Ferrous iron commonly exists in underground water or in corroded steel pipes. Aquavow alloy helps oxidize Fe²⁺ into Fe³⁺, forming insoluble compounds that precipitate and are removed from water.

🔬 Reaction Equations:

2Cu+FeO→Cu2O+Fe

4Fe+3O2→2Fe2O3

💬 Explanation:

• Copper reduces FeO (ferrous oxide) to metallic iron, and is oxidized to cuprous oxide (Cu₂O).

• The metallic iron (Fe) then reacts with oxygen from air, forming ferric oxide (Fe₂O₃).

• Ferric oxide is insoluble and can be filtered out, completing the removal process of ferrous iron from water.

✅ 4. Remove Hydrogen Sulfide in Water

🔬 Reaction Equations:

Cu/Zn+H2S→Cu/Zn+CuS+H2

2H2+O2→2H2O

💬 Explanation:

• Hydrogen sulfide (H₂S) in water reacts with the CUZN alloy (zinc/copper) via a redox reaction.

• Copper reacts with hydrogen sulfide to form copper sulfide (CuS), an insoluble compound, and hydrogen gas (H₂) is released.

• The released hydrogen can then combine with oxygen to form water.

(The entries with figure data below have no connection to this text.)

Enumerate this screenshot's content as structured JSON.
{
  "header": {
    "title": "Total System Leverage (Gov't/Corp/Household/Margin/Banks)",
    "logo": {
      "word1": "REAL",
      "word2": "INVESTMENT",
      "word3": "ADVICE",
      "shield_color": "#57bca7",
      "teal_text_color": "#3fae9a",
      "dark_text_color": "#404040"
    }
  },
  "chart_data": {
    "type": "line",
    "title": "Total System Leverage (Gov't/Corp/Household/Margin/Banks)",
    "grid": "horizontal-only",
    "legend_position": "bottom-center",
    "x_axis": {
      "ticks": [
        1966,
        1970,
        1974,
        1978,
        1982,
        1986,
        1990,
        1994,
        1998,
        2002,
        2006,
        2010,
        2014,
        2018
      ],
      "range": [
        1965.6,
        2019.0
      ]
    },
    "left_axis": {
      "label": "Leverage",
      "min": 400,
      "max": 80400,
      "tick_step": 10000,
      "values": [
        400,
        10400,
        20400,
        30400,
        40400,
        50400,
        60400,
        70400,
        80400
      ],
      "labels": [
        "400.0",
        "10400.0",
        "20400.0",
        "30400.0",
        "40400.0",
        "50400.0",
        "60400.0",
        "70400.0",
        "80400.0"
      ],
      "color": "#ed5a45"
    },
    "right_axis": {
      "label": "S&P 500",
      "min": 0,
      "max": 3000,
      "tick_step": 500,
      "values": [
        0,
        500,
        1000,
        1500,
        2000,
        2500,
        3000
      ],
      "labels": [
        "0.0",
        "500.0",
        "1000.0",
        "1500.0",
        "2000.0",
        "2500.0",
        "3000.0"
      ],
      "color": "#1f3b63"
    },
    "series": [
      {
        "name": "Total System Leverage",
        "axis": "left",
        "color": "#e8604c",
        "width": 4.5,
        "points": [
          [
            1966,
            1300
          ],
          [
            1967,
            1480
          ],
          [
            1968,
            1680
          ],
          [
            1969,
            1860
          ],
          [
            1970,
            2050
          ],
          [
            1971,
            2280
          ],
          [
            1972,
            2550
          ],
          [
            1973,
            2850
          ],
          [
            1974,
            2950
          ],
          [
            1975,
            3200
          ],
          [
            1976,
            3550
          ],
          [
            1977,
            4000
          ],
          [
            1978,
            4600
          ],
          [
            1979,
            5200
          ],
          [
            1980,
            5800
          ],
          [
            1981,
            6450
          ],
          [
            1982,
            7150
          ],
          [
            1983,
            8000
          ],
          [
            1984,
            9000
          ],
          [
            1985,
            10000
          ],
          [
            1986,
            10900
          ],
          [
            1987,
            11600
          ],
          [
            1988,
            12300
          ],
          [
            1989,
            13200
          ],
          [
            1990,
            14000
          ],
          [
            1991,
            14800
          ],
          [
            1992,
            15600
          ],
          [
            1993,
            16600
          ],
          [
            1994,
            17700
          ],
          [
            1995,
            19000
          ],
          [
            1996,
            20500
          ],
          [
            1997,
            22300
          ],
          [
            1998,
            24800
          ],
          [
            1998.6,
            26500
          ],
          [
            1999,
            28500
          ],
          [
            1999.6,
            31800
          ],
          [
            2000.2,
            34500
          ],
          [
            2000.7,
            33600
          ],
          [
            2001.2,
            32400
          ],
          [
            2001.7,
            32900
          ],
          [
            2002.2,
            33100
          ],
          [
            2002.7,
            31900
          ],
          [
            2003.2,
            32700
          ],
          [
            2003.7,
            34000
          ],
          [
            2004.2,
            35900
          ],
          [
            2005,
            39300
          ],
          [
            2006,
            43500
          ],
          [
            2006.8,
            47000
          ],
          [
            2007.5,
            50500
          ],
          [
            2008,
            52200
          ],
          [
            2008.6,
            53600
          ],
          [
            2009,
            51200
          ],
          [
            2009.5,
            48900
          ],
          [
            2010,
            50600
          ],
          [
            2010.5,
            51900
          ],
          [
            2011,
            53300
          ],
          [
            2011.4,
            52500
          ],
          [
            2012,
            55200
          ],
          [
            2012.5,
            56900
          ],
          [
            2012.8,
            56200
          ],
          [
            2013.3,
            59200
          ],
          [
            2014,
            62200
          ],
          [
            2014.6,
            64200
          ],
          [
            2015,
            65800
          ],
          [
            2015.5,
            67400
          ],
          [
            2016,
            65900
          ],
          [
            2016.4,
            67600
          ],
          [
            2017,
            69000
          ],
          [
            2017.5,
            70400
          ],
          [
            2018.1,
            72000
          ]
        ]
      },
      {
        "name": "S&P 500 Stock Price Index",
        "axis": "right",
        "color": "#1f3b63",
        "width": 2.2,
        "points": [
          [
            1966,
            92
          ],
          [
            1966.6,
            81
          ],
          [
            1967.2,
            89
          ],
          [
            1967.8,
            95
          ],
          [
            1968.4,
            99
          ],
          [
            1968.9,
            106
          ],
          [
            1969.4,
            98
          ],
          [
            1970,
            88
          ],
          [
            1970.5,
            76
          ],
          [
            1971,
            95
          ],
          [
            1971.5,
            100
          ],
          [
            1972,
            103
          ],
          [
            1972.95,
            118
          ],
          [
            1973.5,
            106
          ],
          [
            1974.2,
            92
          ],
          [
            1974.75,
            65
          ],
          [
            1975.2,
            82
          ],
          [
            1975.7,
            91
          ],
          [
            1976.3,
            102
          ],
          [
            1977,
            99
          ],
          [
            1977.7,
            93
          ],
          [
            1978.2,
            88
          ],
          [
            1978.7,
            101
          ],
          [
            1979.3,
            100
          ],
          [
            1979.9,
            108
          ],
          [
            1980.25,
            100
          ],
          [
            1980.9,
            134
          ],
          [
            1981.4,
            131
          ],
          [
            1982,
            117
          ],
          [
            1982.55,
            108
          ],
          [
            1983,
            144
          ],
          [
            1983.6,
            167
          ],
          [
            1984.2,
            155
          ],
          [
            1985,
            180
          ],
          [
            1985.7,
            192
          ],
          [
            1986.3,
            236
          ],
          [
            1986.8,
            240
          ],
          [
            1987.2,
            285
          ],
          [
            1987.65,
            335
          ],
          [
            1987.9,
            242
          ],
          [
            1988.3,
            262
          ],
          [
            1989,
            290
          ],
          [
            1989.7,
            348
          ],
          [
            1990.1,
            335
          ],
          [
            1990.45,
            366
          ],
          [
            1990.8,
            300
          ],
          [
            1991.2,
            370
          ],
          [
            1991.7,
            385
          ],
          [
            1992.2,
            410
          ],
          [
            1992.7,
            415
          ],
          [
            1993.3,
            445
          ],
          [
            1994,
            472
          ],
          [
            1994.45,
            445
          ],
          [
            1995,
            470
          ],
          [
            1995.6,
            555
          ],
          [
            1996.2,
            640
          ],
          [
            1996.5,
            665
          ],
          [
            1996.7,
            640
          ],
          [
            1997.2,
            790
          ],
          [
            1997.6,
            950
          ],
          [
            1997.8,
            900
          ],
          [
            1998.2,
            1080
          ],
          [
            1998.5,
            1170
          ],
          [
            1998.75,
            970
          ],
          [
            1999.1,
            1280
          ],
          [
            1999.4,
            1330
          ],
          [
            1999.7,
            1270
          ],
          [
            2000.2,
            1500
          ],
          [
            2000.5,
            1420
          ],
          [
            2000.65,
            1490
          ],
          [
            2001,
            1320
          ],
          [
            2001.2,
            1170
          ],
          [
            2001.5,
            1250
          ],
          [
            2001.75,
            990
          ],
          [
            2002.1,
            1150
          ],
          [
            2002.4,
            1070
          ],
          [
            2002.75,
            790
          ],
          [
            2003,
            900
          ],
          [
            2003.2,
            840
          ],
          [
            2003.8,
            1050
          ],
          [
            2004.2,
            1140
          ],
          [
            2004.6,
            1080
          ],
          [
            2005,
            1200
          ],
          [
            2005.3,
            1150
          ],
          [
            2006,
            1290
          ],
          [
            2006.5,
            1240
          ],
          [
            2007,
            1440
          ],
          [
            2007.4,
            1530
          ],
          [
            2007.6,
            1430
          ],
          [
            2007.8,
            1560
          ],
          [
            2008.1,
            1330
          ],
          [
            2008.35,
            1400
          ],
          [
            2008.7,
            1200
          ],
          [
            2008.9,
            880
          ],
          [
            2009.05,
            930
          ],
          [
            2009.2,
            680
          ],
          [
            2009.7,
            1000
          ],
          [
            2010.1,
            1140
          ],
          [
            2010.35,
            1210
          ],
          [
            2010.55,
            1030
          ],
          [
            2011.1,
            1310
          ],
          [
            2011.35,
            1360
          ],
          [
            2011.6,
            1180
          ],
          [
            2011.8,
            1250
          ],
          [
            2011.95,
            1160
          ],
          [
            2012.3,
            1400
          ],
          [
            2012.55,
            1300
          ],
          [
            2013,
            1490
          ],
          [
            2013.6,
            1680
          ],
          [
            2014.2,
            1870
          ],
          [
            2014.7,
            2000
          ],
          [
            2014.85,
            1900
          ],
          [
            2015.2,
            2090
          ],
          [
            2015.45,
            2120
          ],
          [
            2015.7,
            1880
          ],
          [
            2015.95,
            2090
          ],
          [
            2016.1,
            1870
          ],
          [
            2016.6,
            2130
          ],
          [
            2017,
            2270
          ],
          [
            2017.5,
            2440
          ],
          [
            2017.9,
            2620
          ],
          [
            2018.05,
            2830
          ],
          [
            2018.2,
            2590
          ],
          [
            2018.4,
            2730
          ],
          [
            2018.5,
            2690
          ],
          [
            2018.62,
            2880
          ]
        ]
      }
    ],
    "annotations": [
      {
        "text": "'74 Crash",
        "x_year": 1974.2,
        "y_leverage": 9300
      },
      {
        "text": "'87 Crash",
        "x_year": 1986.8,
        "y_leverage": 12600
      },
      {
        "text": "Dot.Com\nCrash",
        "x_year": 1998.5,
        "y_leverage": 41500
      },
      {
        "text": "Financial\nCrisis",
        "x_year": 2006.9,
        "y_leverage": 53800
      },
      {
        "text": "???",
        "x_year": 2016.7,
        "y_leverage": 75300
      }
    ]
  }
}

• This process removes toxic and foul-smelling H₂S from water effectively.

✅ 5. Remove Arsenic in Water

🔬 Reaction Equations:

3Zn2++As2O3+6H+→2Zn3As2+3H2O

3Zn2++2H3As→Zn3As2+6H+

💬 Explanation:

• Arsenic ions (As³⁺ or As₂O₃) in water are reduced and deposit onto the CUZN alloy surface.

• Zinc (Zn) is oxidized, and the arsenic is plated as zinc arsenide (Zn₃As₂).

• This electrochemical reaction removes arsenic from water by immobilizing it in solid form, making it easier to filter out.

✅ 6. Reduce Mineral Scale in Water

💬 Explanation

• When zinc ions from the CUZN alloy are released into the water, they alter the crystallization behavior of calcium carbonate.

• Instead of forming hard, adherent calcite scale, calcium carbonate tends to form aragonite, which is softer and less likely to stick to surfaces.

• The increase in pH due to the electrochemical reactions also reduces the solubility of carbonic acid, making it easier for calcium carbonate to precipitate as loose solids that can be removed rather than forming hard scale.

• This helps to prevent scaling on pipes and equipment in water treatment systems.